BEAUMONT – How do you find solace after the death of a child? Therapy for Beth and Robert Krebs
came in the form of establishing a tribute to, and legacy for their fallen son — the Gene Graham Safety Foundation For Life.

The Lamar Institute of Technology Development Office recently awarded $18,500 in scholarships to 13 students in the Utility Line Program for the Spring 2019 semester thanks to contributions from the nonprofit organization. Graham was just 21 years old in 2009 when he was electrocuted in a work-related accident.

The foundation was formed in 2010 through a partnership between family members and Graham’s former employer and friend, Terry Radley. “It was all part of a healing process,” recalled his mom, Beth Krebs. “The hurt doesn’t go away. You just learn how to live with it.”  

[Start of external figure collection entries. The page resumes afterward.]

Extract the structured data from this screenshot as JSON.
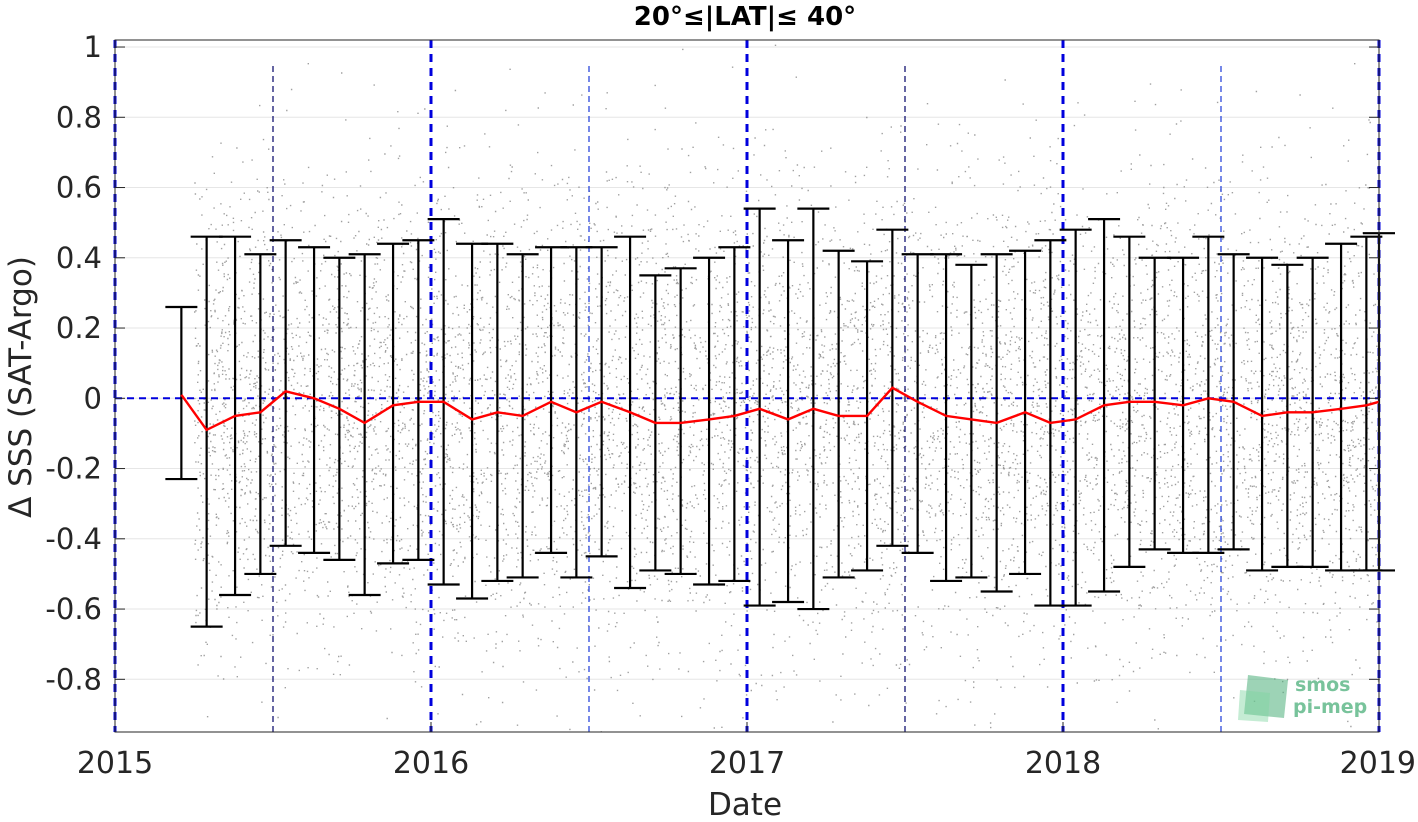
{
  "chart_data": {
    "type": "scatter",
    "title": "20°≤|LAT|≤ 40°",
    "xlabel": "Date",
    "ylabel": "Δ SSS (SAT-Argo)",
    "xlim": [
      2015.0,
      2019.0
    ],
    "ylim": [
      -0.95,
      1.02
    ],
    "x_ticks": [
      2015,
      2016,
      2017,
      2018,
      2019
    ],
    "x_tick_labels": [
      "2015",
      "2016",
      "2017",
      "2018",
      "2019"
    ],
    "y_ticks": [
      -0.8,
      -0.6,
      -0.4,
      -0.2,
      0,
      0.2,
      0.4,
      0.6,
      0.8,
      1
    ],
    "y_tick_labels": [
      "-0.8",
      "-0.6",
      "-0.4",
      "-0.2",
      "0",
      "0.2",
      "0.4",
      "0.6",
      "0.8",
      "1"
    ],
    "grid": true,
    "zero_line": {
      "y": 0,
      "color": "#0000dd",
      "style": "dashed"
    },
    "year_lines": {
      "x": [
        2015,
        2016,
        2017,
        2018,
        2019
      ],
      "color": "#0000dd",
      "style": "dashed"
    },
    "mid_year_lines": {
      "x": [
        2015.5,
        2016.5,
        2017.5,
        2018.5
      ],
      "colors": [
        "#000066",
        "#1a3ad8",
        "#000066",
        "#1a3ad8"
      ],
      "style": "dashed"
    },
    "scatter_points": {
      "description_color": "#808080",
      "x_range": [
        2015.25,
        2019.0
      ],
      "density": "dense"
    },
    "series": [
      {
        "name": "",
        "type": "line",
        "color": "#ff0000",
        "x": [
          2015.21,
          2015.29,
          2015.38,
          2015.46,
          2015.54,
          2015.63,
          2015.71,
          2015.79,
          2015.88,
          2015.96,
          2016.04,
          2016.13,
          2016.21,
          2016.29,
          2016.38,
          2016.46,
          2016.54,
          2016.63,
          2016.71,
          2016.79,
          2016.88,
          2016.96,
          2017.04,
          2017.13,
          2017.21,
          2017.29,
          2017.38,
          2017.46,
          2017.54,
          2017.63,
          2017.71,
          2017.79,
          2017.88,
          2017.96,
          2018.04,
          2018.13,
          2018.21,
          2018.29,
          2018.38,
          2018.46,
          2018.54,
          2018.63,
          2018.71,
          2018.79,
          2018.88,
          2018.96,
          2019.0
        ],
        "values": [
          0.01,
          -0.09,
          -0.05,
          -0.04,
          0.02,
          0.0,
          -0.03,
          -0.07,
          -0.02,
          -0.01,
          -0.01,
          -0.06,
          -0.04,
          -0.05,
          -0.01,
          -0.04,
          -0.01,
          -0.04,
          -0.07,
          -0.07,
          -0.06,
          -0.05,
          -0.03,
          -0.06,
          -0.03,
          -0.05,
          -0.05,
          0.03,
          -0.01,
          -0.05,
          -0.06,
          -0.07,
          -0.04,
          -0.07,
          -0.06,
          -0.02,
          -0.01,
          -0.01,
          -0.02,
          0.0,
          -0.01,
          -0.05,
          -0.04,
          -0.04,
          -0.03,
          -0.02,
          -0.01
        ]
      }
    ],
    "error_bars": {
      "color": "#000000",
      "x": [
        2015.21,
        2015.29,
        2015.38,
        2015.46,
        2015.54,
        2015.63,
        2015.71,
        2015.79,
        2015.88,
        2015.96,
        2016.04,
        2016.13,
        2016.21,
        2016.29,
        2016.38,
        2016.46,
        2016.54,
        2016.63,
        2016.71,
        2016.79,
        2016.88,
        2016.96,
        2017.04,
        2017.13,
        2017.21,
        2017.29,
        2017.38,
        2017.46,
        2017.54,
        2017.63,
        2017.71,
        2017.79,
        2017.88,
        2017.96,
        2018.04,
        2018.13,
        2018.21,
        2018.29,
        2018.38,
        2018.46,
        2018.54,
        2018.63,
        2018.71,
        2018.79,
        2018.88,
        2018.96,
        2019.0
      ],
      "upper": [
        0.26,
        0.46,
        0.46,
        0.41,
        0.45,
        0.43,
        0.4,
        0.41,
        0.44,
        0.45,
        0.51,
        0.44,
        0.44,
        0.41,
        0.43,
        0.43,
        0.43,
        0.46,
        0.35,
        0.37,
        0.4,
        0.43,
        0.54,
        0.45,
        0.54,
        0.42,
        0.39,
        0.48,
        0.41,
        0.41,
        0.38,
        0.41,
        0.42,
        0.45,
        0.48,
        0.51,
        0.46,
        0.4,
        0.4,
        0.46,
        0.41,
        0.4,
        0.38,
        0.4,
        0.44,
        0.46,
        0.47
      ],
      "lower": [
        -0.23,
        -0.65,
        -0.56,
        -0.5,
        -0.42,
        -0.44,
        -0.46,
        -0.56,
        -0.47,
        -0.46,
        -0.53,
        -0.57,
        -0.52,
        -0.51,
        -0.44,
        -0.51,
        -0.45,
        -0.54,
        -0.49,
        -0.5,
        -0.53,
        -0.52,
        -0.59,
        -0.58,
        -0.6,
        -0.51,
        -0.49,
        -0.42,
        -0.44,
        -0.52,
        -0.51,
        -0.55,
        -0.5,
        -0.59,
        -0.59,
        -0.55,
        -0.48,
        -0.43,
        -0.44,
        -0.44,
        -0.43,
        -0.49,
        -0.48,
        -0.48,
        -0.49,
        -0.49,
        -0.49
      ]
    }
  },
  "watermark": {
    "line1": "smos",
    "line2": "pi-mep",
    "color": "#4caf7a"
  }
}
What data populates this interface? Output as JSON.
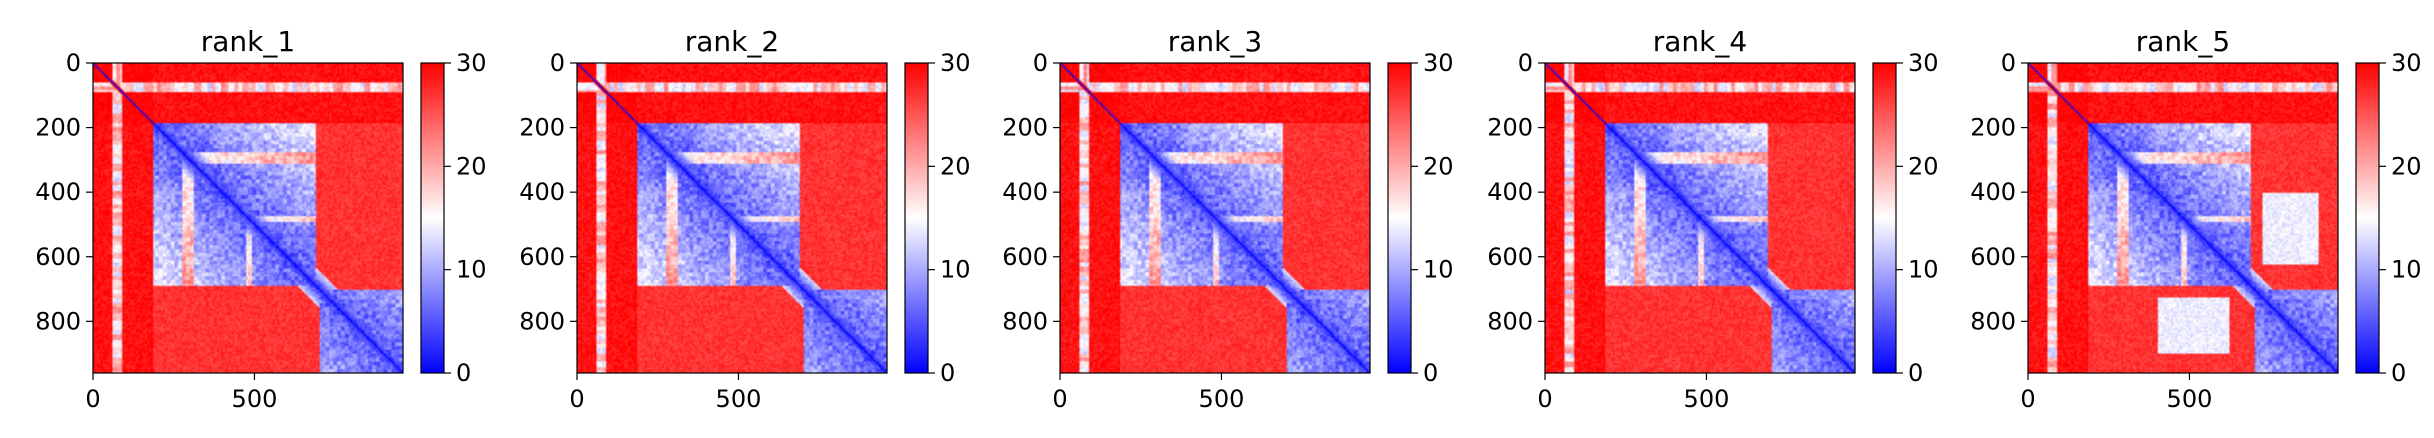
{
  "chart_data": [
    {
      "type": "heatmap",
      "title": "rank_1",
      "xlim": [
        0,
        960
      ],
      "ylim": [
        960,
        0
      ],
      "xticks": [
        0,
        500
      ],
      "yticks": [
        0,
        200,
        400,
        600,
        800
      ],
      "colorbar": {
        "min": 0,
        "max": 30,
        "ticks": [
          0,
          10,
          20,
          30
        ],
        "colormap": "bwr"
      },
      "variant": 0
    },
    {
      "type": "heatmap",
      "title": "rank_2",
      "xlim": [
        0,
        960
      ],
      "ylim": [
        960,
        0
      ],
      "xticks": [
        0,
        500
      ],
      "yticks": [
        0,
        200,
        400,
        600,
        800
      ],
      "colorbar": {
        "min": 0,
        "max": 30,
        "ticks": [
          0,
          10,
          20,
          30
        ],
        "colormap": "bwr"
      },
      "variant": 1
    },
    {
      "type": "heatmap",
      "title": "rank_3",
      "xlim": [
        0,
        960
      ],
      "ylim": [
        960,
        0
      ],
      "xticks": [
        0,
        500
      ],
      "yticks": [
        0,
        200,
        400,
        600,
        800
      ],
      "colorbar": {
        "min": 0,
        "max": 30,
        "ticks": [
          0,
          10,
          20,
          30
        ],
        "colormap": "bwr"
      },
      "variant": 2
    },
    {
      "type": "heatmap",
      "title": "rank_4",
      "xlim": [
        0,
        960
      ],
      "ylim": [
        960,
        0
      ],
      "xticks": [
        0,
        500
      ],
      "yticks": [
        0,
        200,
        400,
        600,
        800
      ],
      "colorbar": {
        "min": 0,
        "max": 30,
        "ticks": [
          0,
          10,
          20,
          30
        ],
        "colormap": "bwr"
      },
      "variant": 3
    },
    {
      "type": "heatmap",
      "title": "rank_5",
      "xlim": [
        0,
        960
      ],
      "ylim": [
        960,
        0
      ],
      "xticks": [
        0,
        500
      ],
      "yticks": [
        0,
        200,
        400,
        600,
        800
      ],
      "colorbar": {
        "min": 0,
        "max": 30,
        "ticks": [
          0,
          10,
          20,
          30
        ],
        "colormap": "bwr"
      },
      "variant": 4
    }
  ]
}
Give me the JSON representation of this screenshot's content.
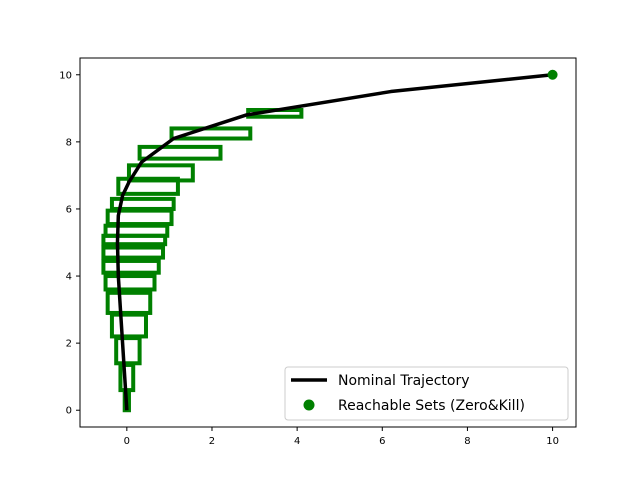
{
  "chart_data": {
    "type": "line",
    "title": "",
    "xlabel": "",
    "ylabel": "",
    "xlim": [
      -1.1,
      10.55
    ],
    "ylim": [
      -0.5,
      10.5
    ],
    "xticks": [
      0,
      2,
      4,
      6,
      8,
      10
    ],
    "yticks": [
      0,
      2,
      4,
      6,
      8,
      10
    ],
    "grid": false,
    "legend_position": "bottom-right",
    "colors": {
      "nominal": "#000000",
      "reachable": "#008000"
    },
    "series": [
      {
        "name": "Nominal Trajectory",
        "kind": "line",
        "x": [
          0.0,
          -0.05,
          -0.1,
          -0.15,
          -0.2,
          -0.22,
          -0.2,
          -0.1,
          0.05,
          0.35,
          1.1,
          2.8,
          6.2,
          10.0
        ],
        "y": [
          0.0,
          1.0,
          2.0,
          3.0,
          4.0,
          5.0,
          5.8,
          6.4,
          6.8,
          7.4,
          8.1,
          8.8,
          9.5,
          10.0
        ]
      },
      {
        "name": "Reachable Sets (Zero&Kill)",
        "kind": "boxes",
        "boxes": [
          {
            "x": [
              2.85,
              4.1
            ],
            "y": [
              8.75,
              8.95
            ]
          },
          {
            "x": [
              1.05,
              2.9
            ],
            "y": [
              8.1,
              8.4
            ]
          },
          {
            "x": [
              0.3,
              2.2
            ],
            "y": [
              7.5,
              7.85
            ]
          },
          {
            "x": [
              0.05,
              1.55
            ],
            "y": [
              6.85,
              7.3
            ]
          },
          {
            "x": [
              -0.2,
              1.2
            ],
            "y": [
              6.45,
              6.9
            ]
          },
          {
            "x": [
              -0.35,
              1.1
            ],
            "y": [
              6.0,
              6.3
            ]
          },
          {
            "x": [
              -0.45,
              1.05
            ],
            "y": [
              5.55,
              5.95
            ]
          },
          {
            "x": [
              -0.5,
              0.95
            ],
            "y": [
              5.2,
              5.5
            ]
          },
          {
            "x": [
              -0.55,
              0.9
            ],
            "y": [
              4.95,
              5.2
            ]
          },
          {
            "x": [
              -0.55,
              0.85
            ],
            "y": [
              4.55,
              4.85
            ]
          },
          {
            "x": [
              -0.55,
              0.75
            ],
            "y": [
              4.1,
              4.45
            ]
          },
          {
            "x": [
              -0.5,
              0.65
            ],
            "y": [
              3.6,
              4.0
            ]
          },
          {
            "x": [
              -0.45,
              0.55
            ],
            "y": [
              2.9,
              3.5
            ]
          },
          {
            "x": [
              -0.35,
              0.45
            ],
            "y": [
              2.2,
              2.85
            ]
          },
          {
            "x": [
              -0.25,
              0.3
            ],
            "y": [
              1.4,
              2.15
            ]
          },
          {
            "x": [
              -0.15,
              0.15
            ],
            "y": [
              0.6,
              1.35
            ]
          },
          {
            "x": [
              -0.05,
              0.05
            ],
            "y": [
              0.0,
              0.55
            ]
          }
        ],
        "endpoint": {
          "x": 10.0,
          "y": 10.0
        }
      }
    ]
  }
}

Since 2011, the development office has donated $132,850 to LIT for 103 scholarships. They raise money throughout the year to provide scholarships for LIT utility line students. Current Contributions are through employee and company match by several companies in Sour Lake.  Both the Krebs have spoken at these companies, sharing their story and warning employees about safety.

Mrs. Krebs said, “Every year we share our story with the (LIT) lineman department.” The couple stresses the importance of following safety procedures to students, urging them not to be influenced by their co-workers to take shortcuts, but to remember the knowledge they received in class to perform their tasks safely.
Gene Graham had wanted to attend the lineman program at LIT, Mrs. Krebs said, and had repeatedly spoken of his interest. But Graham was already on his own and didn’t want to ask for help.

“We took a tragedy and made something good out of it—knowing this is helping others,” she added. I firmly believe some lives have been changed.” The Krebs’ goals are simple, she said: “We want to continue to touch people with Gene’s story and help ensure they return safely to their families.”